Adventurous Peru Tour - Wildlife, Wilderness & Wildwater
Spanning the arid plains of the Pacific coast, the towering peaks of the Andes and the verdant jungles of the Amazon Basin, Peru is steeped in traditions and customs that have endured for centuries. Although one of the continent’s well-trodden tourists trails, its stunning wealth of historical and cultural treasures means that Peru is always worth a second look…and it doesn’t take much to get off the beaten track, in true Wild Frontiers style. Its matchless landscapes encompass the world’s highest navigable lake, the spectacular scenery of the Colca Canyon and Machu Picchu, without doubt the finest and most important archaeological site in South America. Discovered by Hiram Bingham III in 1911, the World Heritage site of Machu Picchu is the jewel in Peru’s glittering crown of highlights. But the country can also boast the sand dunes of the Paracas Peninsula, the mysterious Nazca Lines and picturesque and historical Sacred Valley of the Incas. Then there are the Inca ruins and colonial elegance of Cusco, the rich wildlife of the Amazonian rainforest and the sheer majesty of Lake Titicaca. Here are the most adventurous Peru expeditions.
Embark on a Whitewater Rafting Excursion on Rio Tambopata
This unique jungle expedition takes you on a 9-day immersive experience and allows you to indulge in the range of whitewater rapids on the Tambopata River. Start at Lake Titicaca and drive to the cloud forest to put the boats in. Then it is big water all the way, until the boat drifts into the wildlife-rich rainforest regions of the lower Tambopata river.From the shores of Lake Titicaca, the Tambopata River courses through unspoilt uninhabited Amazon rainforest, challenging you with some exciting Grade III and IV rapids. But consider where you are spending your days and nights, in one of the richest ecosystems on the planet. Home to 800 species of birds, 1200 species of butterflies, 200 species of mammals and 10,000 species of plants, this dense jungle will stimulate all your senses with its diversity of flora and fauna. You will spend your evenings falling asleep to the wild orchestra of sounds, from the steady buzz of insects and grasshoppers, the rhythmical beat of woodpeckers, interspersed with the unique cries and whoops of the birds overhead.

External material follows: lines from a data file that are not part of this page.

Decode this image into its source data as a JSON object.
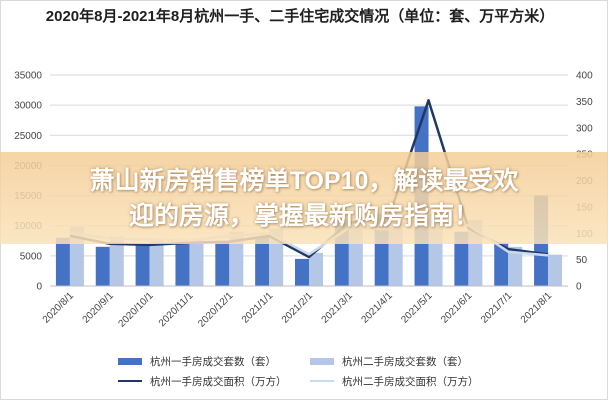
{
  "chart_data": {
    "type": "bar",
    "title": "2020年8月-2021年8月杭州一手、二手住宅成交情况（单位：套、万平方米）",
    "categories": [
      "2020/8/1",
      "2020/9/1",
      "2020/10/1",
      "2020/11/1",
      "2020/12/1",
      "2021/1/1",
      "2021/2/1",
      "2021/3/1",
      "2021/4/1",
      "2021/5/1",
      "2021/6/1",
      "2021/7/1",
      "2021/8/1"
    ],
    "y_left": {
      "range": [
        0,
        35000
      ],
      "ticks": [
        "0",
        "5000",
        "10000",
        "15000",
        "20000",
        "25000",
        "30000",
        "35000"
      ]
    },
    "y_right": {
      "range": [
        0,
        400
      ],
      "ticks": [
        "0",
        "50",
        "100",
        "150",
        "200",
        "250",
        "300",
        "350",
        "400"
      ]
    },
    "grid": true,
    "legend_position": "bottom",
    "series": [
      {
        "name": "杭州一手房成交套数（套）",
        "kind": "bar",
        "axis": "left",
        "color": "#4472c4",
        "values": [
          8000,
          6500,
          6800,
          7200,
          7200,
          8200,
          4500,
          11000,
          12000,
          29800,
          9000,
          7200,
          15000
        ]
      },
      {
        "name": "杭州二手房成交套数（套）",
        "kind": "bar",
        "axis": "left",
        "color": "#b4c7e7",
        "values": [
          9800,
          8200,
          7800,
          7500,
          9000,
          9500,
          5500,
          10200,
          9800,
          12000,
          11000,
          6500,
          5200
        ]
      },
      {
        "name": "杭州一手房成交面积（万方）",
        "kind": "line",
        "axis": "right",
        "color": "#203864",
        "values": [
          95,
          80,
          78,
          82,
          84,
          95,
          55,
          120,
          130,
          352,
          110,
          70,
          60
        ]
      },
      {
        "name": "杭州二手房成交面积（万方）",
        "kind": "line",
        "axis": "right",
        "color": "#c9d9ef",
        "values": [
          100,
          90,
          88,
          86,
          95,
          100,
          60,
          110,
          108,
          130,
          115,
          65,
          58
        ]
      }
    ]
  },
  "overlay": {
    "line1": "萧山新房销售榜单TOP10，解读最受欢",
    "line2": "迎的房源，掌握最新购房指南！"
  }
}
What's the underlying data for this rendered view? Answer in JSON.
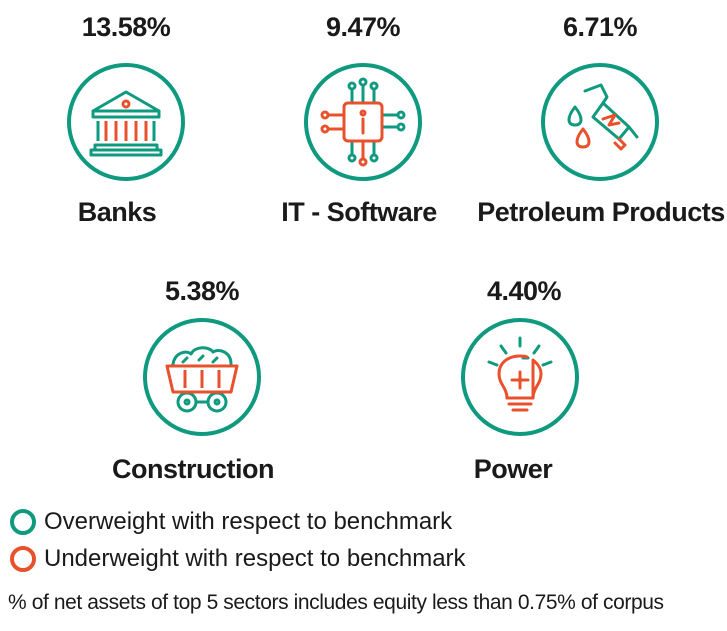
{
  "sectors": [
    {
      "name": "Banks",
      "percent": "13.58%",
      "icon": "bank-icon",
      "status": "overweight"
    },
    {
      "name": "IT - Software",
      "percent": "9.47%",
      "icon": "chip-icon",
      "status": "overweight"
    },
    {
      "name": "Petroleum Products",
      "percent": "6.71%",
      "icon": "fuel-nozzle-icon",
      "status": "overweight"
    },
    {
      "name": "Construction",
      "percent": "5.38%",
      "icon": "cart-icon",
      "status": "overweight"
    },
    {
      "name": "Power",
      "percent": "4.40%",
      "icon": "bulb-icon",
      "status": "overweight"
    }
  ],
  "legend": [
    {
      "label": "Overweight with respect to benchmark",
      "color": "#0f9a80"
    },
    {
      "label": "Underweight with respect to benchmark",
      "color": "#e8512c"
    }
  ],
  "footnote": "% of net assets of top 5 sectors includes equity less than 0.75% of corpus",
  "colors": {
    "green": "#0f9a80",
    "orange": "#e8512c",
    "text": "#1a1a1a"
  }
}
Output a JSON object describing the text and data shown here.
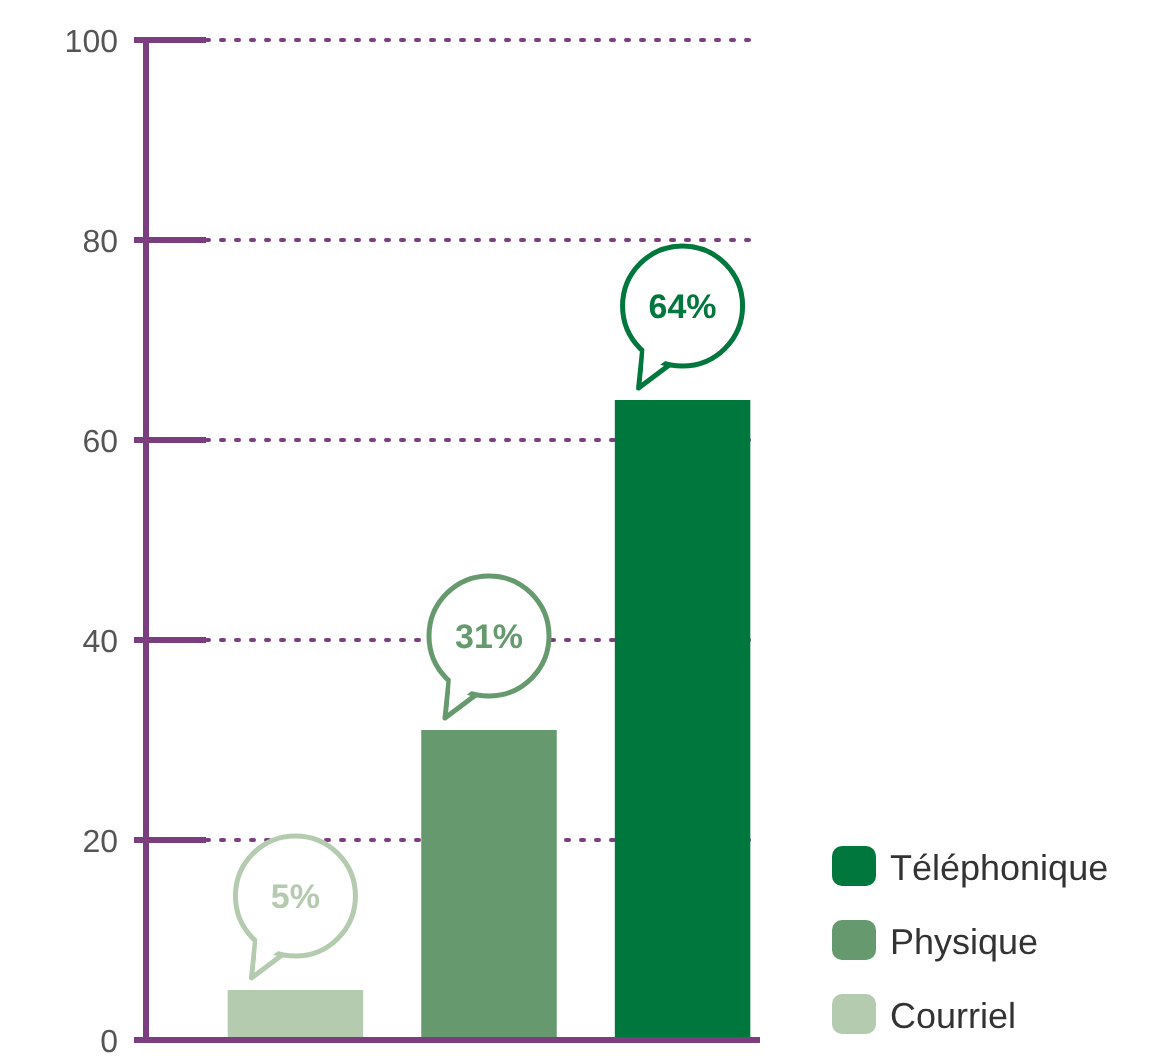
{
  "chart_data": {
    "type": "bar",
    "categories": [
      null,
      null,
      null
    ],
    "series": [
      {
        "name": "Courriel",
        "color": "#b5cbb0",
        "values": [
          5,
          null,
          null
        ],
        "value_labels": [
          "5%",
          null,
          null
        ]
      },
      {
        "name": "Physique",
        "color": "#669a6e",
        "values": [
          null,
          31,
          null
        ],
        "value_labels": [
          null,
          "31%",
          null
        ]
      },
      {
        "name": "Téléphonique",
        "color": "#00773c",
        "values": [
          null,
          null,
          64
        ],
        "value_labels": [
          null,
          null,
          "64%"
        ]
      }
    ],
    "ylim": [
      0,
      100
    ],
    "yticks": [
      0,
      20,
      40,
      60,
      80,
      100
    ],
    "grid": "y",
    "legend": "bottom right"
  }
}
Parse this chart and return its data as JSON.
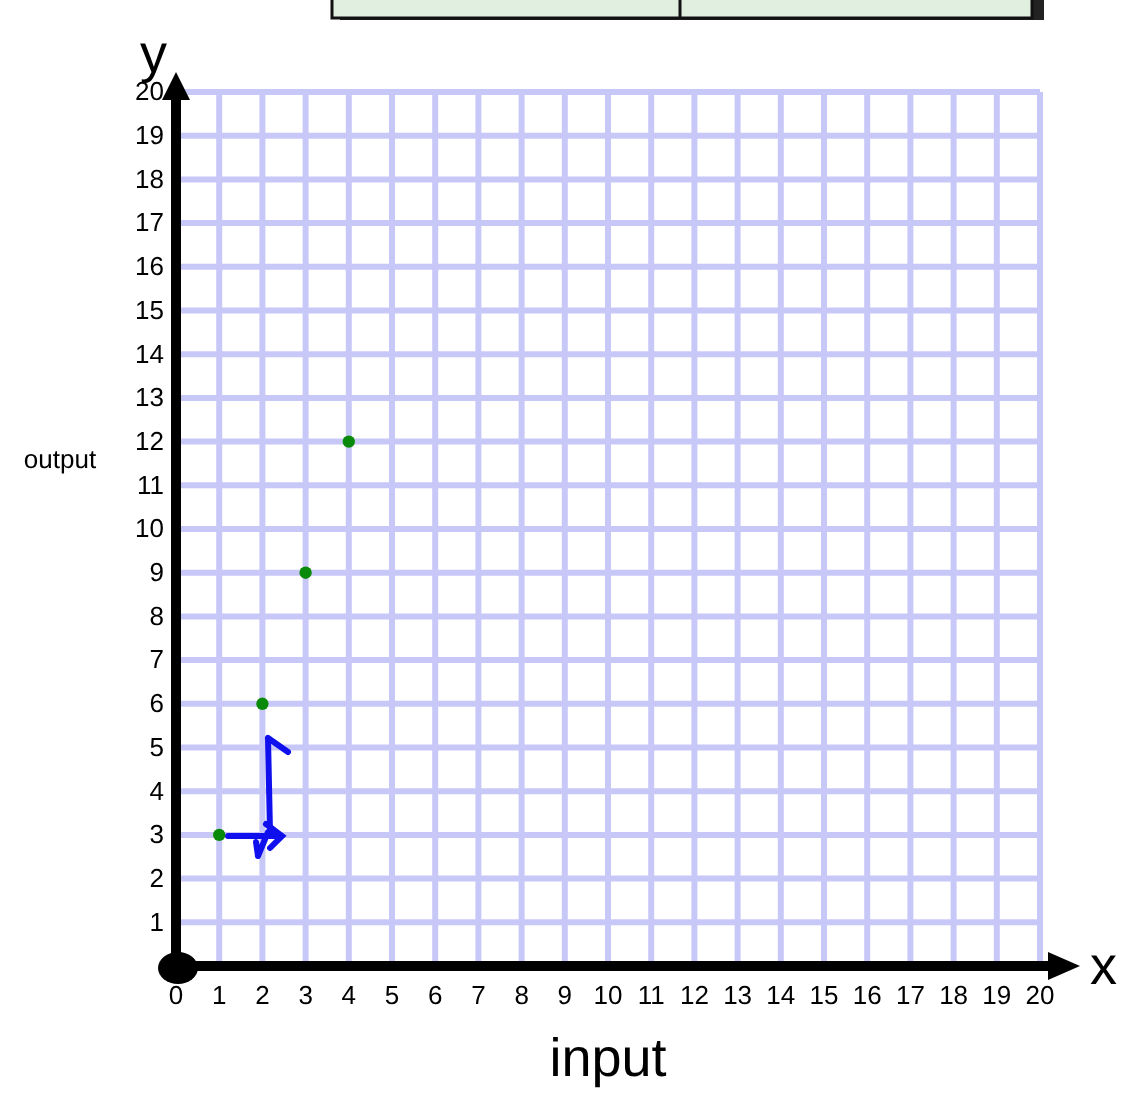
{
  "chart_data": {
    "type": "scatter",
    "xlabel": "input",
    "ylabel": "output",
    "annotations": [
      "x",
      "y"
    ],
    "x": [
      1,
      2,
      3,
      4
    ],
    "series": [
      {
        "color": "#0a8a0a",
        "values": [
          3,
          6,
          9,
          12
        ]
      }
    ],
    "xlim": [
      0,
      20
    ],
    "ylim": [
      0,
      20
    ],
    "xticks": [
      0,
      1,
      2,
      3,
      4,
      5,
      6,
      7,
      8,
      9,
      10,
      11,
      12,
      13,
      14,
      15,
      16,
      17,
      18,
      19,
      20
    ],
    "yticks": [
      {
        "value": 0,
        "label": null
      },
      1,
      2,
      3,
      4,
      5,
      6,
      7,
      8,
      9,
      10,
      11,
      12,
      13,
      14,
      15,
      16,
      17,
      18,
      19,
      20
    ],
    "grid": true,
    "marker": "circle"
  }
}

Search for Spider Monkeys, Tapirs, and Colorful Birds en route to your Camp
In the morning, you wake to the sound of a herd of peccaries sifting through the forest. These wild pigs grow to over four feet long and can weigh nearly 90 pounds. They search the underbrush for insects, seeds, roots, and fruits. After breakfast, you board the raft and continue down the river, edging closer into the Amazon Rainforest. The Tambopata River travels 250 miles across southeastern Peru and into northwestern Bolivia. The scenery along the banks begins to change as the river narrows, increasing the character of the rapids.The banks act like a flume, causing the water to speed over the undulating boulders and rocks. You grab tight to your paddle and row with your guide, feeling the cool water splash onto your cheeks and hands as you navigate the class IV rapids. The sound of crashing water echoes against the bordering walls and your heart pounds with excitement long after the rapids end. You put the paddle back on your lap and your guide points into the trees at a troop of grazing spider monkeys. They grow up to 35 inches long and use their prehensile tail to help balance as they swing across branches or reach for berries and nuts at the far ends of the tree.
Explore Wildlife in Search of River Otters and Jaguars
Tambopata Nature Reserve is home to 13 endangered species, including the harpy eagle, ocelot, and jaguar. Before returning to the raft, your guide leads you into the rainforest terrain where he has heard whispers of a jaguar sighting. Your heart pounds with excitement and fear of the possibility of seeing the large, powerful wild cat in person. Jaguars can grow up to seven feet long and weigh 220 pounds, making them the largest cat species in the Americas. The jaguar is a capable swimmer and often rests near a water source where it can drink or hunt, so the chance of catching a glimpse of one is greater here on the river. You do not find the cat, but your guide points to fresh prints measuring nearly five inches wide, giving you an exciting image of how large the cat can grow. Once again, you board the raft and continue your journey deeper into the jungle terrain. When the rapids appear, the whitewater splashes against the hull and sides of the raft. You paddle hard with the current and travel over the class III and class IV rapids populating the Tambopata River along the Amazon Basin. When the water is calm, you scour the trees and riverbanks in search of more wildlife, enjoying the intermittent meetings with the natural splendor of the rainforest. With over 900 different species of birds and more than 1,200 types of butterflies, floating quietly along the water offers a spectacular panorama of colors bursting from the landscape.